AWS Storage Blog

Simplify your data lifecycle by using object tags with Amazon S3 Lifecycle

Managing your storage cost effectively at scale can become complex as you have multiple applications or users using the data with different access patterns and frequency. S3 Lifecycle can help you optimize your storage cost by creating lifecycle configurations to manage your storage spend over time by moving your data to more cost-effective storage classes or expire them based on object age. With large-scale workloads, multi-tenant buckets, and growing numbers of objects, it can become a management burden to create and manage many rules in S3 Lifecycle configurations. In this blog post, we cover how to simplify your data lifecycle management by reducing the the number of rules in an S3 Lifecycle configuration by using object tagging.

How can I simplify my S3 Lifecycle rules in my configuration?

An S3 Lifecycle configuration is a set of rules that define the actions Amazon S3 applies to a group of objects. There are two primary types of actions: transition actions that move objects to another storage class, and expiration actions that delete objects. Customers can define an entire bucket or a subset of objects to transition or expire with rules in the lifecycle configuration.

S3 Lifecycle rules contain filters such as prefixes and object tags to specify the objects eligible for the specific lifecycle action. Each rule can contain one prefix and/or set of object tags. Many workloads use multiple prefixes within an S3 bucket. As the number of distinct prefixes and use cases in your bucket grows, the number of rules you need grows along with it.

Before we learn how to simplify lifecycle rules, let’s first look at the components of an S3 Lifecycle configuration.

What are the components of an S3 Lifecycle configuration?

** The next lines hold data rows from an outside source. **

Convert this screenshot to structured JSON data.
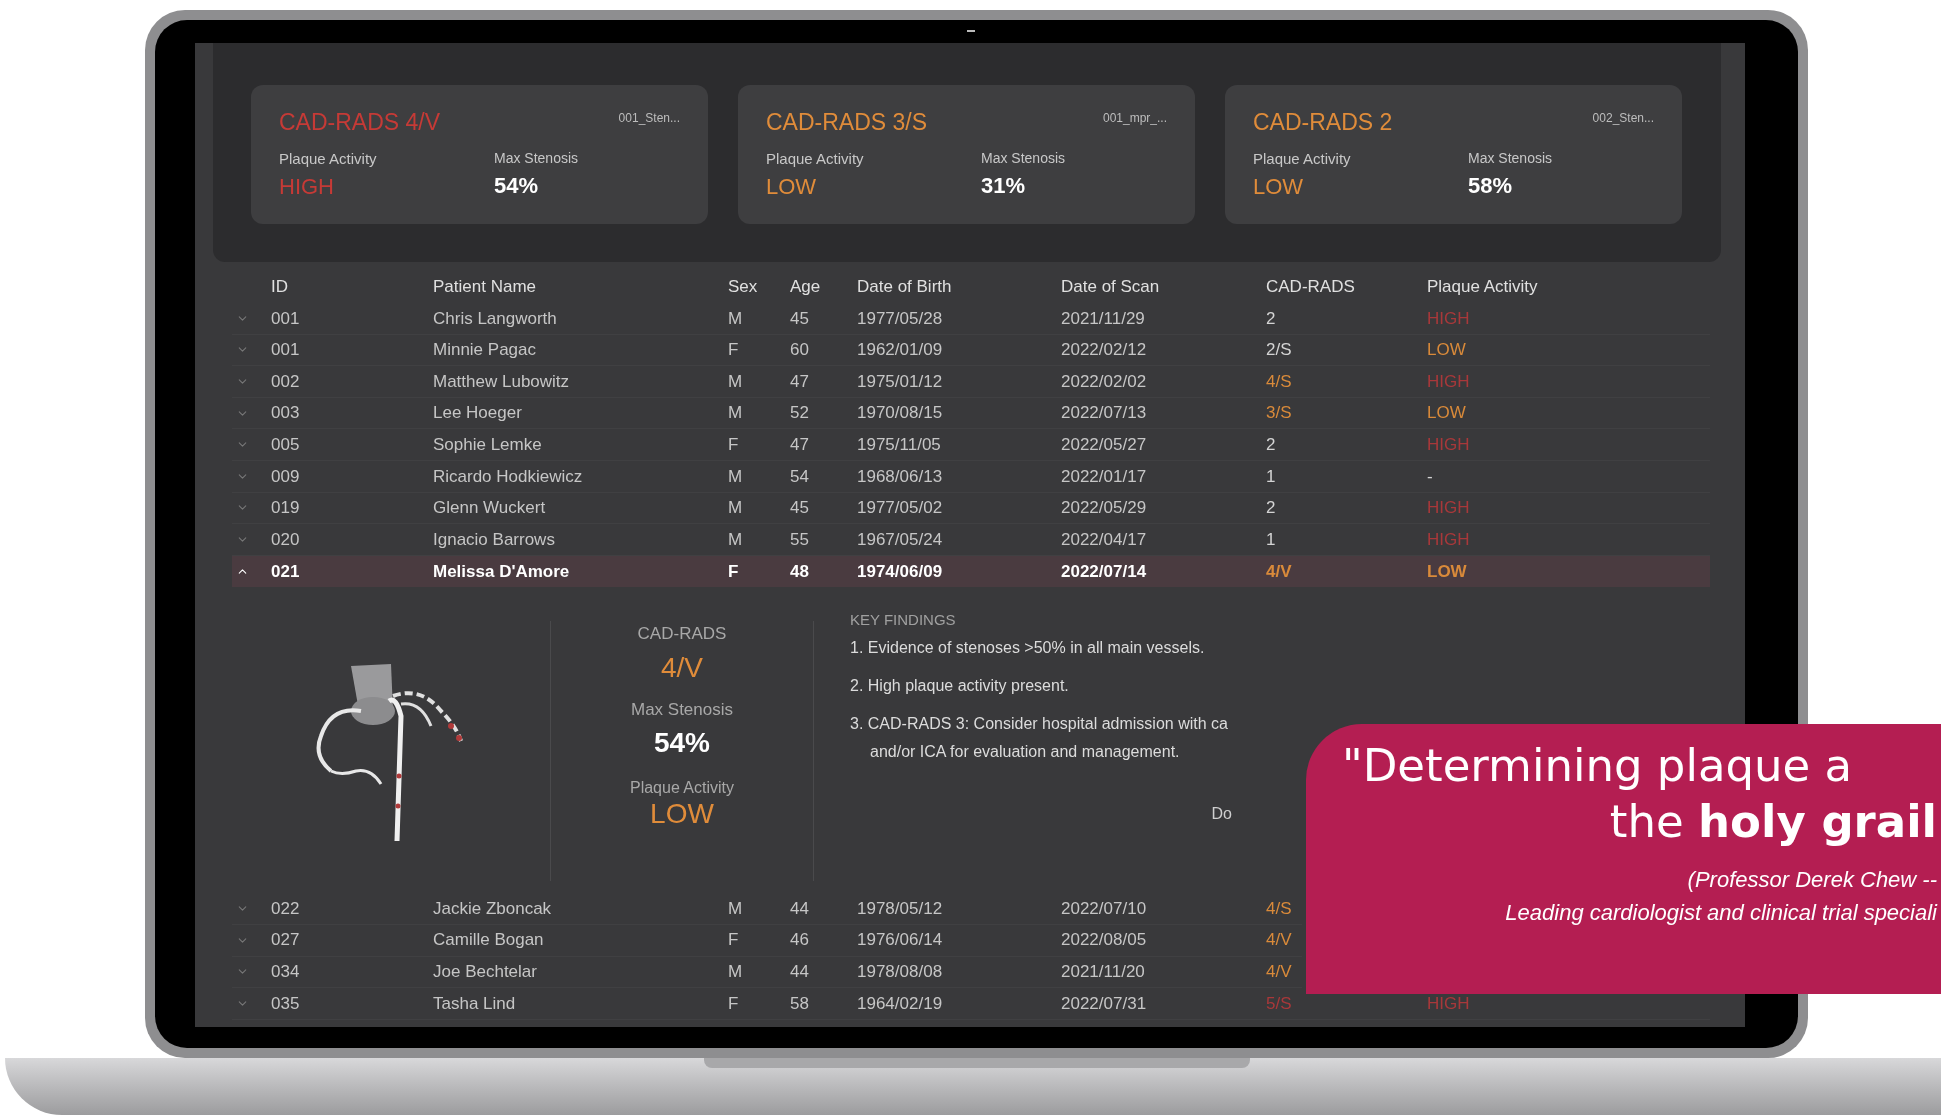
{
  "summary_cards": [
    {
      "title": "CAD-RADS 4/V",
      "color": "#c63a36",
      "file": "001_Sten...",
      "activity_label": "Plaque Activity",
      "activity": {
        "text": "HIGH",
        "color": "#c63a36"
      },
      "stenosis_label": "Max Stenosis",
      "stenosis": "54%"
    },
    {
      "title": "CAD-RADS 3/S",
      "color": "#e08c3a",
      "file": "001_mpr_...",
      "activity_label": "Plaque Activity",
      "activity": {
        "text": "LOW",
        "color": "#e08c3a"
      },
      "stenosis_label": "Max Stenosis",
      "stenosis": "31%"
    },
    {
      "title": "CAD-RADS 2",
      "color": "#e08c3a",
      "file": "002_Sten...",
      "activity_label": "Plaque Activity",
      "activity": {
        "text": "LOW",
        "color": "#e08c3a"
      },
      "stenosis_label": "Max Stenosis",
      "stenosis": "58%"
    }
  ],
  "table": {
    "columns": [
      "ID",
      "Patient Name",
      "Sex",
      "Age",
      "Date of Birth",
      "Date of Scan",
      "CAD-RADS",
      "Plaque Activity"
    ],
    "rows": [
      {
        "id": "001",
        "name": "Chris Langworth",
        "sex": "M",
        "age": "45",
        "dob": "1977/05/28",
        "dos": "2021/11/29",
        "cad_rads": {
          "text": "2",
          "color": "#d4d4d4"
        },
        "activity": {
          "text": "HIGH",
          "color": "#a8383a"
        },
        "expanded": false,
        "selected": false
      },
      {
        "id": "001",
        "name": "Minnie Pagac",
        "sex": "F",
        "age": "60",
        "dob": "1962/01/09",
        "dos": "2022/02/12",
        "cad_rads": {
          "text": "2/S",
          "color": "#d4d4d4"
        },
        "activity": {
          "text": "LOW",
          "color": "#d98a3a"
        },
        "expanded": false,
        "selected": false
      },
      {
        "id": "002",
        "name": "Matthew Lubowitz",
        "sex": "M",
        "age": "47",
        "dob": "1975/01/12",
        "dos": "2022/02/02",
        "cad_rads": {
          "text": "4/S",
          "color": "#d98a3a"
        },
        "activity": {
          "text": "HIGH",
          "color": "#a8383a"
        },
        "expanded": false,
        "selected": false
      },
      {
        "id": "003",
        "name": "Lee Hoeger",
        "sex": "M",
        "age": "52",
        "dob": "1970/08/15",
        "dos": "2022/07/13",
        "cad_rads": {
          "text": "3/S",
          "color": "#d98a3a"
        },
        "activity": {
          "text": "LOW",
          "color": "#d98a3a"
        },
        "expanded": false,
        "selected": false
      },
      {
        "id": "005",
        "name": "Sophie Lemke",
        "sex": "F",
        "age": "47",
        "dob": "1975/11/05",
        "dos": "2022/05/27",
        "cad_rads": {
          "text": "2",
          "color": "#d4d4d4"
        },
        "activity": {
          "text": "HIGH",
          "color": "#a8383a"
        },
        "expanded": false,
        "selected": false
      },
      {
        "id": "009",
        "name": "Ricardo Hodkiewicz",
        "sex": "M",
        "age": "54",
        "dob": "1968/06/13",
        "dos": "2022/01/17",
        "cad_rads": {
          "text": "1",
          "color": "#d4d4d4"
        },
        "activity": {
          "text": "-",
          "color": "#d4d4d4"
        },
        "expanded": false,
        "selected": false
      },
      {
        "id": "019",
        "name": "Glenn Wuckert",
        "sex": "M",
        "age": "45",
        "dob": "1977/05/02",
        "dos": "2022/05/29",
        "cad_rads": {
          "text": "2",
          "color": "#d4d4d4"
        },
        "activity": {
          "text": "HIGH",
          "color": "#a8383a"
        },
        "expanded": false,
        "selected": false
      },
      {
        "id": "020",
        "name": "Ignacio Barrows",
        "sex": "M",
        "age": "55",
        "dob": "1967/05/24",
        "dos": "2022/04/17",
        "cad_rads": {
          "text": "1",
          "color": "#d4d4d4"
        },
        "activity": {
          "text": "HIGH",
          "color": "#a8383a"
        },
        "expanded": false,
        "selected": false
      },
      {
        "id": "021",
        "name": "Melissa D'Amore",
        "sex": "F",
        "age": "48",
        "dob": "1974/06/09",
        "dos": "2022/07/14",
        "cad_rads": {
          "text": "4/V",
          "color": "#d98a3a"
        },
        "activity": {
          "text": "LOW",
          "color": "#d98a3a"
        },
        "expanded": true,
        "selected": true,
        "detail": {
          "cad_label": "CAD-RADS",
          "cad_value": "4/V",
          "stenosis_label": "Max Stenosis",
          "stenosis_value": "54%",
          "activity_label": "Plaque Activity",
          "activity_value": "LOW",
          "findings_title": "KEY FINDINGS",
          "findings": [
            "1. Evidence of stenoses >50% in all main vessels.",
            "2. High plaque activity present.",
            "3. CAD-RADS 3: Consider hospital admission with ca",
            "and/or ICA for evaluation and management."
          ],
          "link": "Do"
        }
      },
      {
        "id": "022",
        "name": "Jackie Zboncak",
        "sex": "M",
        "age": "44",
        "dob": "1978/05/12",
        "dos": "2022/07/10",
        "cad_rads": {
          "text": "4/S",
          "color": "#d98a3a"
        },
        "expanded": false,
        "selected": false
      },
      {
        "id": "027",
        "name": "Camille Bogan",
        "sex": "F",
        "age": "46",
        "dob": "1976/06/14",
        "dos": "2022/08/05",
        "cad_rads": {
          "text": "4/V",
          "color": "#d98a3a"
        },
        "expanded": false,
        "selected": false
      },
      {
        "id": "034",
        "name": "Joe Bechtelar",
        "sex": "M",
        "age": "44",
        "dob": "1978/08/08",
        "dos": "2021/11/20",
        "cad_rads": {
          "text": "4/V",
          "color": "#d98a3a"
        },
        "expanded": false,
        "selected": false
      },
      {
        "id": "035",
        "name": "Tasha Lind",
        "sex": "F",
        "age": "58",
        "dob": "1964/02/19",
        "dos": "2022/07/31",
        "cad_rads": {
          "text": "5/S",
          "color": "#a8383a"
        },
        "activity": {
          "text": "HIGH",
          "color": "#a8383a"
        },
        "expanded": false,
        "selected": false
      }
    ]
  },
  "quote": {
    "line_1": "\"Determining plaque a",
    "line_2": "the **holy grail**",
    "attribution_1": "(Professor Derek Chew --",
    "attribution_2": "Leading cardiologist and clinical trial speciali"
  }
}
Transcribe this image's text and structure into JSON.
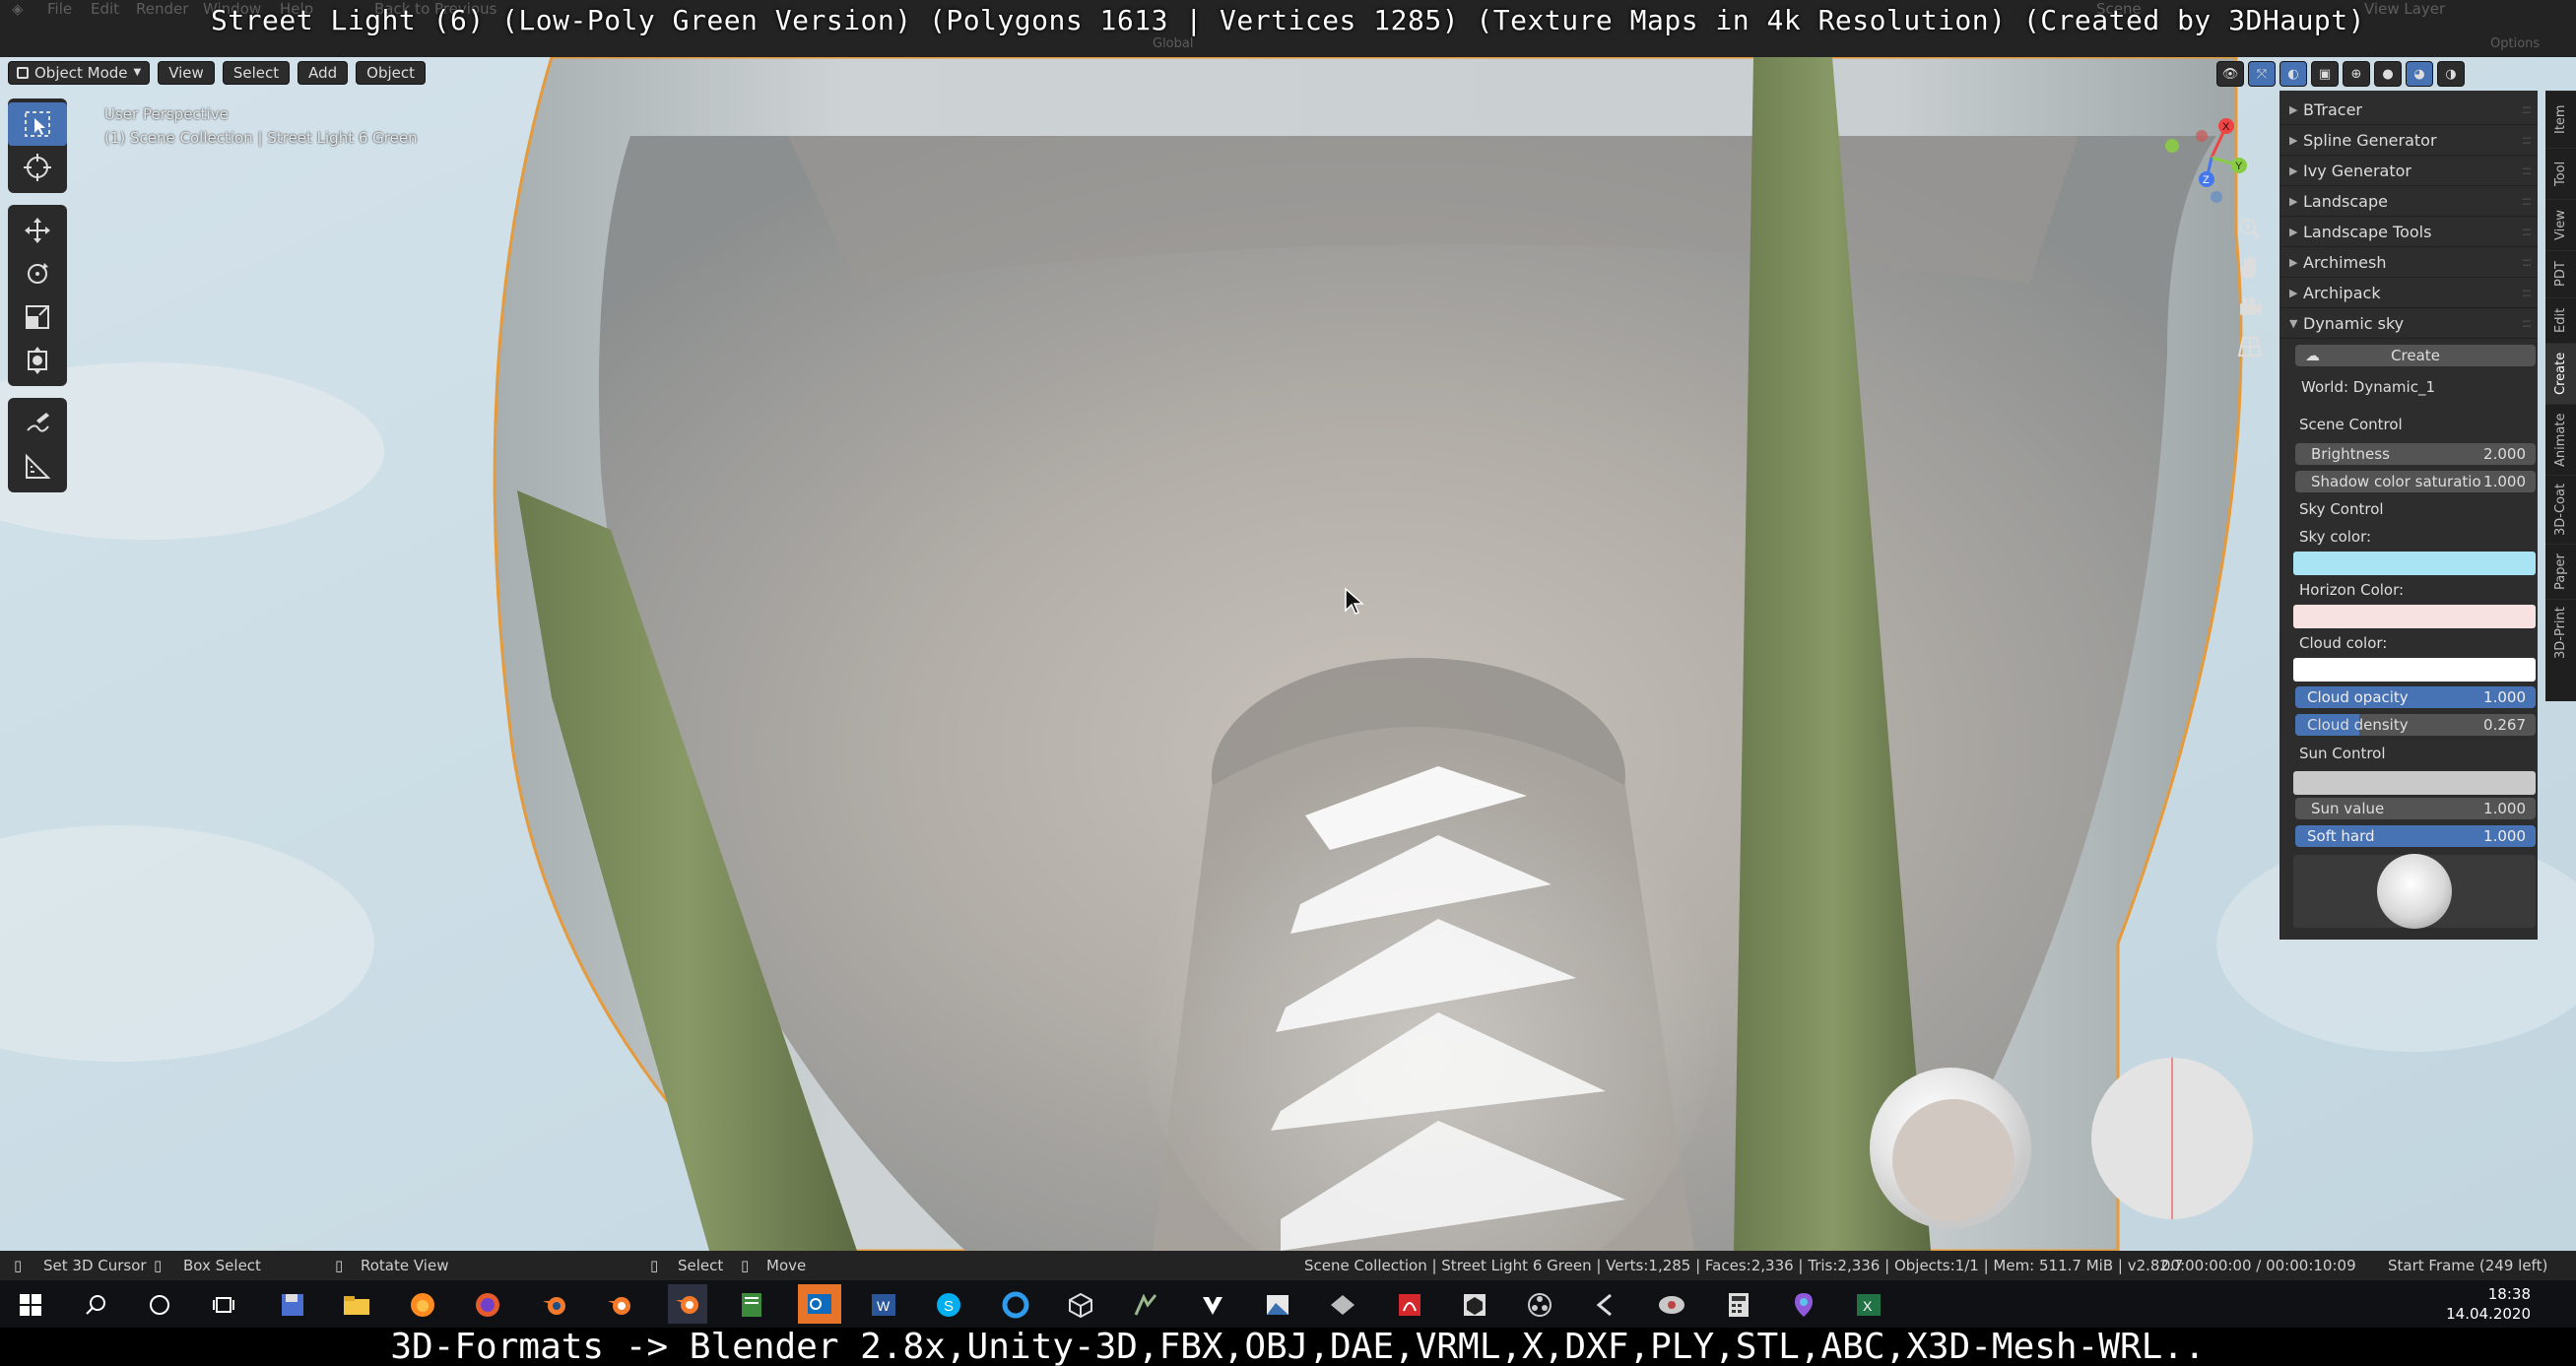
{
  "window": {
    "title_overlay": "Street Light (6) (Low-Poly Green Version) (Polygons 1613 | Vertices 1285) (Texture Maps in 4k Resolution) (Created by 3DHaupt)",
    "formats_caption": "3D-Formats -> Blender 2.8x,Unity-3D,FBX,OBJ,DAE,VRML,X,DXF,PLY,STL,ABC,X3D-Mesh-WRL.."
  },
  "topbar": {
    "menus": [
      "File",
      "Edit",
      "Render",
      "Window",
      "Help"
    ],
    "back_label": "Back to Previous",
    "scene_label": "Scene",
    "view_layer_label": "View Layer",
    "options_label": "Options",
    "global_label": "Global"
  },
  "viewport_header": {
    "mode": "Object Mode",
    "menus": [
      "View",
      "Select",
      "Add",
      "Object"
    ]
  },
  "viewport_info": {
    "perspective": "User Perspective",
    "collection": "(1) Scene Collection | Street Light 6 Green"
  },
  "toolbar": {
    "tools": [
      "select-box-tool",
      "cursor-tool",
      "move-tool",
      "rotate-tool",
      "scale-tool",
      "transform-tool",
      "annotate-tool",
      "measure-tool"
    ]
  },
  "gizmo": {
    "x": "X",
    "y": "Y",
    "z": "Z"
  },
  "sidebar": {
    "panels": [
      {
        "label": "BTracer",
        "open": false
      },
      {
        "label": "Spline Generator",
        "open": false
      },
      {
        "label": "Ivy Generator",
        "open": false
      },
      {
        "label": "Landscape",
        "open": false
      },
      {
        "label": "Landscape Tools",
        "open": false
      },
      {
        "label": "Archimesh",
        "open": false
      },
      {
        "label": "Archipack",
        "open": false
      },
      {
        "label": "Dynamic sky",
        "open": true
      }
    ],
    "dynamic_sky": {
      "create_label": "Create",
      "world_label": "World: Dynamic_1",
      "scene_control": "Scene Control",
      "brightness_label": "Brightness",
      "brightness_value": "2.000",
      "shadow_label": "Shadow color saturatio",
      "shadow_value": "1.000",
      "sky_control": "Sky Control",
      "sky_color_label": "Sky color:",
      "horizon_color_label": "Horizon Color:",
      "cloud_color_label": "Cloud color:",
      "cloud_opacity_label": "Cloud opacity",
      "cloud_opacity_value": "1.000",
      "cloud_density_label": "Cloud density",
      "cloud_density_value": "0.267",
      "sun_control": "Sun Control",
      "sun_value_label": "Sun value",
      "sun_value_value": "1.000",
      "soft_hard_label": "Soft hard",
      "soft_hard_value": "1.000"
    },
    "colors": {
      "sky": "#a9e4f4",
      "horizon": "#f8e2e1",
      "cloud": "#ffffff",
      "sun": "#c9c9c9"
    }
  },
  "tabs": [
    "Item",
    "Tool",
    "View",
    "PDT",
    "Edit",
    "Create",
    "Animate",
    "3D-Coat",
    "Paper",
    "3D-Print"
  ],
  "active_tab": "Create",
  "statusbar": {
    "set_cursor": "Set 3D Cursor",
    "box_select": "Box Select",
    "rotate_view": "Rotate View",
    "select": "Select",
    "move": "Move",
    "stats": "Scene Collection | Street Light 6 Green | Verts:1,285 | Faces:2,336 | Tris:2,336 | Objects:1/1 | Mem: 511.7 MiB | v2.82.7",
    "timecode": "00:00:00:00 / 00:00:10:09",
    "start_frame": "Start Frame (249 left)"
  },
  "taskbar": {
    "time": "18:38",
    "date": "14.04.2020"
  }
}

An S3 Lifecycle configuration has the following elements – ID element, status element, filter element and elements to describe lifecycle actions. S3 Lifecycle configurations can be specified as an XML, consisting of one or more lifecycle rules.

<LifecycleConfiguration>
  <Rule>
    <ID>Transition and Expiration Rule</ID>
    <Filter>
       <Prefix>tax/</Prefix>
    </Filter>
    <Status>Enabled</Status>
    <Transition>
      <Days>365</Days>
      <StorageClass>GLACIER</StorageClass>
    </Transition>
    <Expiration>
      <Days>3650</Days>
    </Expiration>
  </Rule>
</LifecycleConfiguration>

Each rule consists of the following:

  • Rule metadata that includes a rule ID, and status indicating whether the rule is enabled or disabled. If a rule is disabled, Amazon S3 doesn’t perform any actions specified in the rule.
  • Filter identifying objects to which the rule applies. You can specify a filter by using an object key prefix, one or more object tags, or a conjunction of both.
  • One or more transition or expiration actions with a date or a time period in the object’s lifetime when you want Amazon S3 to perform the specified action.

For example configurations, see the documentation with examples of lifecycle configurations.

What does an S3 Lifecycle configuration look like with multiple prefixes?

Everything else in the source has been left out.